Tumore al seno: rischio ridotto da corretti stili di vita

Tumore al seno: rischio ridotto da corretti stili di vita
Uno studio italo-americano pubblicato sul Journal of the National Cancer Institute mostra che il controllo del peso, la riduzione del consumo di alcol e l’aumento dell’attività fisica può ridurre di quasi il 2 per cento il rischio di sviluppare il cancro al seno nelle donne in post-menopausa.

Il controllo del peso corporeo dopo la menopausa, la riduzione del consumo di bevande alcoliche, l’aumento di attività fisica possono ridurre drasticamente il rischio di tumore alla mammella. Sono questi i risultati di uno studio multicentrico, condotto da ricercatori americani e italiani e pubblicato sul Journal of the National Cancer Institute.
Per l’Italia la ricerca è stata coordinata da ricercatori dell’Istituto per lo studio e la prevenzione oncologica (Ispo) di Firenze e dell’Istituto di biometria dell’Università di Milano.
Nella popolazione italiana, il rischio per una donna di 65 anni di sviluppare un tumore al seno nei 20 anni successivi risulta del 6,5 per cento. La modifica dei fattori legati allo stile di vita (alcol, peso, inattività) potrebbe portare a una diminuzione di circa l’1,6%, una riduzione che può apparire relativamente modesta a livello individuale, ma si tradurrebbe a livello di popolazione generale in una riduzione importante dei casi di tumore (in una popolazione di 1 milione di donne, una riduzione del rischio di circa 1,6% si tradurrebbe in 16.000 casi di tumore in meno).

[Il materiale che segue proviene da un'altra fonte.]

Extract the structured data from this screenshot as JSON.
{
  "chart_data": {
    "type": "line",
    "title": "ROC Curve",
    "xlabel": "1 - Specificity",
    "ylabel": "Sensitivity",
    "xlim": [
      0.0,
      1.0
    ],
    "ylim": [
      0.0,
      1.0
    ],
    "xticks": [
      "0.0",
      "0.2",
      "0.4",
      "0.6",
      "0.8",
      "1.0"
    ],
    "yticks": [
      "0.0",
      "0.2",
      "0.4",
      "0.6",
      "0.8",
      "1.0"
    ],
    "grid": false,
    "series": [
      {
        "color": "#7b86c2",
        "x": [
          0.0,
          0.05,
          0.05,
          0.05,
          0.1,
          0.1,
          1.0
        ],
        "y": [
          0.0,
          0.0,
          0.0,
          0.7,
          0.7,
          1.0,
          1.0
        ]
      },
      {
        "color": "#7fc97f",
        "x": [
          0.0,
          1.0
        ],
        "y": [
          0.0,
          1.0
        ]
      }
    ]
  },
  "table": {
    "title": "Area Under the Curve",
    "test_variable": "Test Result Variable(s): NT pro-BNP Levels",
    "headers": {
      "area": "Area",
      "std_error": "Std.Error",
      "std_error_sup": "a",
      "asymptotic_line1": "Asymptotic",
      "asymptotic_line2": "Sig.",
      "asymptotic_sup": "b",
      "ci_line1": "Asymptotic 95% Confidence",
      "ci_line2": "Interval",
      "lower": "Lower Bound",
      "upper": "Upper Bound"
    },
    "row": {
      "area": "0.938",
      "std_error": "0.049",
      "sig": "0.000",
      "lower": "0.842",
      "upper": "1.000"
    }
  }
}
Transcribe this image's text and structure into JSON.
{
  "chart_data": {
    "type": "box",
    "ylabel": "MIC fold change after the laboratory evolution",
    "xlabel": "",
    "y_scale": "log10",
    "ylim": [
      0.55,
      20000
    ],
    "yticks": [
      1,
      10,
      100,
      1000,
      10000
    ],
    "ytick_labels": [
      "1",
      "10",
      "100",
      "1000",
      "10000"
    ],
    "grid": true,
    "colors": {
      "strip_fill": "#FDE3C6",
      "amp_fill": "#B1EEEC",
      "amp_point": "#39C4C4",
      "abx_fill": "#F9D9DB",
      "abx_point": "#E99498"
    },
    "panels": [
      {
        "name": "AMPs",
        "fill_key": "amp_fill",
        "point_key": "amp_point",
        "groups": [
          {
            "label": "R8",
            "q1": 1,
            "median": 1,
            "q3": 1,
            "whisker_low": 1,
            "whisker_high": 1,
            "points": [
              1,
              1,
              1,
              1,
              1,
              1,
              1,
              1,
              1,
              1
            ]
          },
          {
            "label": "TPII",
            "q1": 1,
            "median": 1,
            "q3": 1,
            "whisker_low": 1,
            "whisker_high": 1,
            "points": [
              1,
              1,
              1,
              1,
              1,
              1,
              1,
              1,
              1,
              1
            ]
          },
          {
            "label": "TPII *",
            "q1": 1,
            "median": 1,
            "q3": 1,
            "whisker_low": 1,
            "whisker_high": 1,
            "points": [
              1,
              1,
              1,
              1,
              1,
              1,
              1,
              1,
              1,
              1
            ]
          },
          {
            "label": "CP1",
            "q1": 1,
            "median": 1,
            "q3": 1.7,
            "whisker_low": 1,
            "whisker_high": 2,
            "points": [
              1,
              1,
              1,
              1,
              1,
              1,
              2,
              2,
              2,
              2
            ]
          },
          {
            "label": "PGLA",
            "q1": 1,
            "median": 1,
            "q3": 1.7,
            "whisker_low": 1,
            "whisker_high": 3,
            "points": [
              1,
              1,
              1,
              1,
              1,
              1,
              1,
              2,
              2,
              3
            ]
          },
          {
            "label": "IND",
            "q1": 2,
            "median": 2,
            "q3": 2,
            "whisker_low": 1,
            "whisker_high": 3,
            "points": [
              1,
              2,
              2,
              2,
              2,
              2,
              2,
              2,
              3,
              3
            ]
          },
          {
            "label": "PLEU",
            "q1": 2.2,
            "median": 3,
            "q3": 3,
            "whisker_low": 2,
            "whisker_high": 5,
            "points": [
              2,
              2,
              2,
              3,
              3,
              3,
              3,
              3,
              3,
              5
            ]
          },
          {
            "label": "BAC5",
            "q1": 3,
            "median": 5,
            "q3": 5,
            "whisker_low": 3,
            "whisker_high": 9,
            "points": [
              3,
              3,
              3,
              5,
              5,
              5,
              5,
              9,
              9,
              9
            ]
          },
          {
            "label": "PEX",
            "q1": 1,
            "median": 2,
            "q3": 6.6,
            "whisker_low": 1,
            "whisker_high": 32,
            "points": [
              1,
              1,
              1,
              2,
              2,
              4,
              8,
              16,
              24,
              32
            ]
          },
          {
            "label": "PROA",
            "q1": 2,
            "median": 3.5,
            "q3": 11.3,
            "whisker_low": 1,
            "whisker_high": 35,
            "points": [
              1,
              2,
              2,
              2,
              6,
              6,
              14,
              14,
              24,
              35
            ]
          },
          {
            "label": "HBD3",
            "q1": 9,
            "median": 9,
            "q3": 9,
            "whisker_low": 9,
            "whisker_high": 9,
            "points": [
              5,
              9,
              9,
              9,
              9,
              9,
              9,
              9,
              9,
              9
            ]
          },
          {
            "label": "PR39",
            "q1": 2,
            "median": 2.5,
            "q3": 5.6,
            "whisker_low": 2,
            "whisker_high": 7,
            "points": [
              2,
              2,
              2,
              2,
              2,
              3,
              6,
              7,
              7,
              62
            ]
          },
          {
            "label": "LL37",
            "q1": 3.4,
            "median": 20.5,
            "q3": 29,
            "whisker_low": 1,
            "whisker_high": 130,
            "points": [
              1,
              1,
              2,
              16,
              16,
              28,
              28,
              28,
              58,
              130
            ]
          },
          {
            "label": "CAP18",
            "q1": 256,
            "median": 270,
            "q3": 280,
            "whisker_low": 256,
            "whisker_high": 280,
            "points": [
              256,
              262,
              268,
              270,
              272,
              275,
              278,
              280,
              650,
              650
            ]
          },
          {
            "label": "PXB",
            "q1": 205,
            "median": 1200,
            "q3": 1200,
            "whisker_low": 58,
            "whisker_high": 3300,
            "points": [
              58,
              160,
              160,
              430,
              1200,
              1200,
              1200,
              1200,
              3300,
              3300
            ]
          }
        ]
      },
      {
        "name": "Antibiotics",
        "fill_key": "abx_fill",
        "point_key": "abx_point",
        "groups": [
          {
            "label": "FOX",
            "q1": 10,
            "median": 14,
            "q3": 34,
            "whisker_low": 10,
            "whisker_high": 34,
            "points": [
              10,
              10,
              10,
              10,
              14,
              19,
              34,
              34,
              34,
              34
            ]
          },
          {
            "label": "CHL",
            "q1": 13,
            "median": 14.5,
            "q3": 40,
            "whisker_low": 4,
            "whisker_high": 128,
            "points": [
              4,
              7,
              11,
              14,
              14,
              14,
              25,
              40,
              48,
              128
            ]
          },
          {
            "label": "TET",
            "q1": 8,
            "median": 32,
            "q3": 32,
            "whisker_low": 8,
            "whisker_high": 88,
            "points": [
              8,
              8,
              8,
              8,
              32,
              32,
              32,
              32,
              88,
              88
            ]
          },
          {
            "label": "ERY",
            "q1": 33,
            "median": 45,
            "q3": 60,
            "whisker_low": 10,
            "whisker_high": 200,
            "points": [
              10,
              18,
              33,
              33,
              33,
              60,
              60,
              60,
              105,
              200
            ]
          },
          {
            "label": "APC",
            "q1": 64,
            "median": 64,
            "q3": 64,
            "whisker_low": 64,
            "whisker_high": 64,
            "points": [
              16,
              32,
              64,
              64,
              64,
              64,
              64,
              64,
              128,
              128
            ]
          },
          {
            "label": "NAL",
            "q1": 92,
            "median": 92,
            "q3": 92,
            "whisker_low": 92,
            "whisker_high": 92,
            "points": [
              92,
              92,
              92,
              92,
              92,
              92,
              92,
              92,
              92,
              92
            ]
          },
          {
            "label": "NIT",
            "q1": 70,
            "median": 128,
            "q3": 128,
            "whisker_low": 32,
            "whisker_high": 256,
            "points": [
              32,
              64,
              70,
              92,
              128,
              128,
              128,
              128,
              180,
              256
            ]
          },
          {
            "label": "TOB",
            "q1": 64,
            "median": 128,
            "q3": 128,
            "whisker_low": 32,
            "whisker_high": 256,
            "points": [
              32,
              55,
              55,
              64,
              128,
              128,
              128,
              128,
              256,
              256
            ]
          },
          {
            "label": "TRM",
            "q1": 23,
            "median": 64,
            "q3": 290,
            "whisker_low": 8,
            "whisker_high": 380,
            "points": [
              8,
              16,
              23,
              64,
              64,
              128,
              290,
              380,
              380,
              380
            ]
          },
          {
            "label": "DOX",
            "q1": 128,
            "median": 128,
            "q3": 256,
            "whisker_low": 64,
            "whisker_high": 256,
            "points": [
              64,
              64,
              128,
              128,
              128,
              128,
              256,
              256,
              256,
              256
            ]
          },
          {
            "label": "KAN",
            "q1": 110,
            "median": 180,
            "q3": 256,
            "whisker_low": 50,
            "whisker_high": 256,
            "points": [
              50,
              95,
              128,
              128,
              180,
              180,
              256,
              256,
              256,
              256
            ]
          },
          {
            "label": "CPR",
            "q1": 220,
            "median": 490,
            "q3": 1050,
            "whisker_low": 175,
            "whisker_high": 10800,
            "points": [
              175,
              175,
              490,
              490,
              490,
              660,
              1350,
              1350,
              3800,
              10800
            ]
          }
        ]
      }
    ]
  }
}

“Oggi – ha spiegato Domenico Palli, dell’Ispo, che ha preso parte allo studio – sappiamo che vi sono fattori potenzialmente modificabili, legati allo stile di vita, che possono influenzare lo sviluppo del tumore al seno, il più diffuso nella popolazione femminile: tra questi, il peso eccessivo in post menopausa, il consumo di alcol e la scarsa attività fisica. E si può ipotizzare che interventi “preventivi” volti a ridurre questi fattori nella popolazione potrebbero tradursi in una riduzione consistente dell’incidenza di questo tumore”.